Sunday, November 30, 2008

Come Again

As this is Irk The Purists, there's only one place you can go from Whitehouse. And that is, as if you couldn't guess, Strictly Come Dancing. I love, love, love almost everything about this show. The costumes. The celebrities. The judges (especially Len Goodman- where is this man's knighthood?). Cherie Lunghi's gloves. Mark Foster's bizarre costume choices. Bruce's increasingly lame jokes. And Tess Daly's total inability to display any dancing aptitude whatsoever, despite the title of the show she co-presents.

But, there are times when I simply have to leave the room. And those times are when the couples (or possibly the show's producers) eschew the classics and decide to dance their tango, their foxtrot or their waltz to something modern, upbeat and appealing to the fabled 18-24 demographic, by, say, the Kaiser Chiefs, Amy Winehouse or the Pigeon Detectives (OK, I may have imagined the last one, but the first two have definitely made appearances in this series).

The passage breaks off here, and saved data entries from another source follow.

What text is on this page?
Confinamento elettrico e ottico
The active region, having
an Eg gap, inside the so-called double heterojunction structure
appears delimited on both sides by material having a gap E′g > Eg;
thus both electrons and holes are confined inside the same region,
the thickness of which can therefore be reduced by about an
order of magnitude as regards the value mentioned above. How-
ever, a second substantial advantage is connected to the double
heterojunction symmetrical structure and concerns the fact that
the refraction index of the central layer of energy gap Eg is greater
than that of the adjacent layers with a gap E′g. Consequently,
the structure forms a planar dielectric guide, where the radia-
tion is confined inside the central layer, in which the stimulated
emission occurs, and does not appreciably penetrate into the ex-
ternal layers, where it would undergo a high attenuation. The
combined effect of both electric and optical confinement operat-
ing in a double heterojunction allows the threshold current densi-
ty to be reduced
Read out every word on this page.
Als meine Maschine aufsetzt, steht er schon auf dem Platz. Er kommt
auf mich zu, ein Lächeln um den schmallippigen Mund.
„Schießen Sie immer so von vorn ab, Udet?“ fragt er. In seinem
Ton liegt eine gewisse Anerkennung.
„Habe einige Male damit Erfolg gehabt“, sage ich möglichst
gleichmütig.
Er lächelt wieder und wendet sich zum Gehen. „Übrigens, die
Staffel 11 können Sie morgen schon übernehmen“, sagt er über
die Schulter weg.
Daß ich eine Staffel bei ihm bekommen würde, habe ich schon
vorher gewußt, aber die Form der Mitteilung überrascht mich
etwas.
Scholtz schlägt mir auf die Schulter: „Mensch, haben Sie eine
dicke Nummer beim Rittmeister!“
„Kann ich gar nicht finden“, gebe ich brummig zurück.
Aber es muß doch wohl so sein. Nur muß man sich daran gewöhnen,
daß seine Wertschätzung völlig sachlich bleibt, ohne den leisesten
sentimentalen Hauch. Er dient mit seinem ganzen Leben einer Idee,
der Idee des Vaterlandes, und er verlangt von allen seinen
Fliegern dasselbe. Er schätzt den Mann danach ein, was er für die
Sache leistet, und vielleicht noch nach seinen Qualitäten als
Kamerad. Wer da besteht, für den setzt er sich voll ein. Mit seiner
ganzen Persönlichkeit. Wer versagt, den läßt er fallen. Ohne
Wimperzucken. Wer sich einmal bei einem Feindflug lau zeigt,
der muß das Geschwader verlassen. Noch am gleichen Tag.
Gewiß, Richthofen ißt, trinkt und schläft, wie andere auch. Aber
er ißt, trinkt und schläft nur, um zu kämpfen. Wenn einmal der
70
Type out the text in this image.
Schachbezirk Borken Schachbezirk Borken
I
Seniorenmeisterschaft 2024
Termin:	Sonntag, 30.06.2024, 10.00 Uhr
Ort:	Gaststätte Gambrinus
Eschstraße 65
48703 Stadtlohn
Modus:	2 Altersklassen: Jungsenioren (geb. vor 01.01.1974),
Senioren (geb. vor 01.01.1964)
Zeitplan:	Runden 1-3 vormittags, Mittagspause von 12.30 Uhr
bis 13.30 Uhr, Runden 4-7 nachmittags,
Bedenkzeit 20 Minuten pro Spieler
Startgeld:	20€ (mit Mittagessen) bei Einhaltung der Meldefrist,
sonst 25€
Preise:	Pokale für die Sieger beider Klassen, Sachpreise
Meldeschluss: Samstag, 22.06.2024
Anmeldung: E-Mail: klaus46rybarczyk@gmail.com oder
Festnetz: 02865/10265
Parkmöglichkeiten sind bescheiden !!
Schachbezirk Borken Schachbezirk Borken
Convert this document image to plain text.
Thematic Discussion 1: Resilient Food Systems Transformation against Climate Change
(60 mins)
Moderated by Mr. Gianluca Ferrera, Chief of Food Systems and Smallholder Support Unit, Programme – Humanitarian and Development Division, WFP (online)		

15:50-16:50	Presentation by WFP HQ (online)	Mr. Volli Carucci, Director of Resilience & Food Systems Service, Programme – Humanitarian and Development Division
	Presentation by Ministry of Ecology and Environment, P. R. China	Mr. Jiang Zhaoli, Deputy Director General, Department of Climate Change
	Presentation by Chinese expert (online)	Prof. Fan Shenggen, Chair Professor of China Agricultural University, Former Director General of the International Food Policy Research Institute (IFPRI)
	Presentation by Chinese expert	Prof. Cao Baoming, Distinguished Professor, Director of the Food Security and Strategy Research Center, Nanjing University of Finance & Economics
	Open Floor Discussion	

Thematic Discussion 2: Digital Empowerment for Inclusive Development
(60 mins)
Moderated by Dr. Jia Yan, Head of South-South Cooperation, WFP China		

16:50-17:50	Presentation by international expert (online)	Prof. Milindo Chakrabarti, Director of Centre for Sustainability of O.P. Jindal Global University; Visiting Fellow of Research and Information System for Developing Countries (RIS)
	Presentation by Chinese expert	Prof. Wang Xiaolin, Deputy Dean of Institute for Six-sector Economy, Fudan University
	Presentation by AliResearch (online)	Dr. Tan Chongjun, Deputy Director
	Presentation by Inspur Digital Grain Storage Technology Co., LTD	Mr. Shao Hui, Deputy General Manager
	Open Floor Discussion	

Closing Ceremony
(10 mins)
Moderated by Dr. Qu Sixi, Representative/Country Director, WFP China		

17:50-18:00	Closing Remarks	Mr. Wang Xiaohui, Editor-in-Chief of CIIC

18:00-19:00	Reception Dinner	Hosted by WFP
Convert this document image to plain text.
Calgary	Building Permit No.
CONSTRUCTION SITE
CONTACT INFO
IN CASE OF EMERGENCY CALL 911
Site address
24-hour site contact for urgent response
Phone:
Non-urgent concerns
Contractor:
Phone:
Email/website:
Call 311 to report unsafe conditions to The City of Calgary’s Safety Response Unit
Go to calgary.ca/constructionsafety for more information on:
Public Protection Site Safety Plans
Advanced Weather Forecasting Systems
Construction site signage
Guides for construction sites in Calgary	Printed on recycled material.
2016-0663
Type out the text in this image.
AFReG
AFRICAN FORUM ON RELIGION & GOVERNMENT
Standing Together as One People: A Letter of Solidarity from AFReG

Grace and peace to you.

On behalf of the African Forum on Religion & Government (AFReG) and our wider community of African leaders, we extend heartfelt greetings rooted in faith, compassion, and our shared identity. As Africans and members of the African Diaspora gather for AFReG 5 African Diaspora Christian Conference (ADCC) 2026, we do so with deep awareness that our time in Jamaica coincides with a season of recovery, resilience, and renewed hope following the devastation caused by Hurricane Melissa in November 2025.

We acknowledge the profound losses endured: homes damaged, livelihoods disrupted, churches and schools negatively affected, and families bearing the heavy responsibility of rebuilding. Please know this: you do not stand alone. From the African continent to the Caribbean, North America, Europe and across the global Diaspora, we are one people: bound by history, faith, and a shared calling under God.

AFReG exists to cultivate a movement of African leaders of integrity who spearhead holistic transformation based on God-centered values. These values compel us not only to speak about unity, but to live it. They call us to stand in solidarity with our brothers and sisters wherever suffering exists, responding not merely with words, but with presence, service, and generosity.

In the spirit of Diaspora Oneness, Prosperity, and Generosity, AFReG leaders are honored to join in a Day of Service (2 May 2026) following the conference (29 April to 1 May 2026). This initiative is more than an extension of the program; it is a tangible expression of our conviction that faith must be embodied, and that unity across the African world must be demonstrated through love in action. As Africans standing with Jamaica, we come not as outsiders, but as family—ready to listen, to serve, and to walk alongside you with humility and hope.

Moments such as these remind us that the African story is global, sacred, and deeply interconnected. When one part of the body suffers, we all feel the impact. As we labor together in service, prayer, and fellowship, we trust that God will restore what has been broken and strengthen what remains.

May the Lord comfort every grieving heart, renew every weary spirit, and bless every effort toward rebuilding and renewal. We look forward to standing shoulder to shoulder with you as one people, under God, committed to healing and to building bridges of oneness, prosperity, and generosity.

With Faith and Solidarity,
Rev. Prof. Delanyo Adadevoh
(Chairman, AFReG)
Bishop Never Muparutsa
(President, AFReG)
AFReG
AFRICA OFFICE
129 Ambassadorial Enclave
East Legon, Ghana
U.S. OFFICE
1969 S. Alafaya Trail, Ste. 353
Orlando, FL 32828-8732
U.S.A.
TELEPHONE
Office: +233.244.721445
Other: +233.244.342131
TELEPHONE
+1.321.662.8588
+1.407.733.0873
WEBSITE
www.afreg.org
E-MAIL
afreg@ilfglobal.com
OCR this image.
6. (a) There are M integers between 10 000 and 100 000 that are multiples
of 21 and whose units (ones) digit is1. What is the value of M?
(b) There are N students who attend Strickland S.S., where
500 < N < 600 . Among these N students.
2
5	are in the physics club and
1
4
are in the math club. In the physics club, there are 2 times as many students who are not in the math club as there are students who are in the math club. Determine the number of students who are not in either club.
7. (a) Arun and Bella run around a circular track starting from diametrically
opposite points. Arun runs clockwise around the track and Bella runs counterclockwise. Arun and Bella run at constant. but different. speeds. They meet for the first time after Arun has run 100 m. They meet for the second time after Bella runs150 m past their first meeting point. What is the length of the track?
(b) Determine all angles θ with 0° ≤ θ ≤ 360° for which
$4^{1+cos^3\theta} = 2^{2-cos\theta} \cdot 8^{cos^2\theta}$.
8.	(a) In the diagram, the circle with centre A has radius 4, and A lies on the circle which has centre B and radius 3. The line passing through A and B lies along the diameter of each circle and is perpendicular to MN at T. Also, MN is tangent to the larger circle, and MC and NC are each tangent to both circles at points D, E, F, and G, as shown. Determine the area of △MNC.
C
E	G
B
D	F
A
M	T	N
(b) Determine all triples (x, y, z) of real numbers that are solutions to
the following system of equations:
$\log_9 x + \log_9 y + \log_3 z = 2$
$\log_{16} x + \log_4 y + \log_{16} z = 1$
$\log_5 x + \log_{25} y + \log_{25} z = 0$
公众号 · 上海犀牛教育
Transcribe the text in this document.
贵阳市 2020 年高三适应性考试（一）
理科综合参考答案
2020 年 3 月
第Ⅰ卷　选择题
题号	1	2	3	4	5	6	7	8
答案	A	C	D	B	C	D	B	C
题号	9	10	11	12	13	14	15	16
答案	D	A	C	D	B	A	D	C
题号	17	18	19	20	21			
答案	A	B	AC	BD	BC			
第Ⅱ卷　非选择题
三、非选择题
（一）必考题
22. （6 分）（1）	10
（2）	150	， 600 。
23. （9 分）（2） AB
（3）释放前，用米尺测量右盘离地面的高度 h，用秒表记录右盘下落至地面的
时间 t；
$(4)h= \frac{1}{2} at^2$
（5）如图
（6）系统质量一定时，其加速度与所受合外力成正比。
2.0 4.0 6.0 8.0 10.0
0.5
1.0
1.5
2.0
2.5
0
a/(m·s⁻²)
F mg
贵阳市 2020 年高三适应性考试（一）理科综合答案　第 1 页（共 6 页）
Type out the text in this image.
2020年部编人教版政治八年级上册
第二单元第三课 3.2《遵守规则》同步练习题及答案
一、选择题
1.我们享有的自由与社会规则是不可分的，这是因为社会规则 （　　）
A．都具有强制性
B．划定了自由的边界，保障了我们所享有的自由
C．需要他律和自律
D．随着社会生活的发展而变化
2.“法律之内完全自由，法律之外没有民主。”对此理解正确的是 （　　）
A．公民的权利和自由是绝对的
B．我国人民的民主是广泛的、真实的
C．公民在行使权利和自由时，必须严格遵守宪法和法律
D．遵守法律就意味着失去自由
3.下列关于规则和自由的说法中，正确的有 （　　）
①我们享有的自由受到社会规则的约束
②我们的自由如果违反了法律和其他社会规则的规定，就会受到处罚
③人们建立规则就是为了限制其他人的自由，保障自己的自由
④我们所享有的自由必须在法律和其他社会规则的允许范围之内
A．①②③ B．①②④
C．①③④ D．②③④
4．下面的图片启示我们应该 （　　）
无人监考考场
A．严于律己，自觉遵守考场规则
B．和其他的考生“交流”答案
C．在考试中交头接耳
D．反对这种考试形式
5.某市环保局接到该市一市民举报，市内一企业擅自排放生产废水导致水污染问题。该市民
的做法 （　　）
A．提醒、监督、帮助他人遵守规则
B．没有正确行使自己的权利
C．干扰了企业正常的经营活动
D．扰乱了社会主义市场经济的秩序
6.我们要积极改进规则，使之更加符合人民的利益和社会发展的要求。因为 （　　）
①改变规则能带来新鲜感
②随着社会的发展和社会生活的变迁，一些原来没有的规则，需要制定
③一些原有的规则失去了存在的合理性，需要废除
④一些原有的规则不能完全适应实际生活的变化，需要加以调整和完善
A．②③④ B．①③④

I know that on a blog devoted to the contrary, the uncool and the impure, you might expect your correspondent to laud such choices. Well I don't. It makes me cringe. This series, for example, we've had paso dobles danced to Blur's Song 2, Survivor's Eye of The Tiger, Europe's The Final Countdown and Robert Palmer's Addicted to Love (and this Daily Telegraph correspondent eloquently expresses just how vulgar and jarring such juxtpositions are), as well as tangos to 20th Century Boy by T Rex and David Bowie's Rebel Rebel. And while some modern songs are occasionally, surprisingly sympathetic in the context of the show (Estelle's American Boy worked quite well for Heather Small's cha cha), in general the sight of celebs performing dances that are often steeped in history to upbeat pop with jarring lyrics gives me the boak. Seeing as the BBC seems to be in a conciliatory mood at the moment, can we have a ban on all music post-1953 in the next series, please?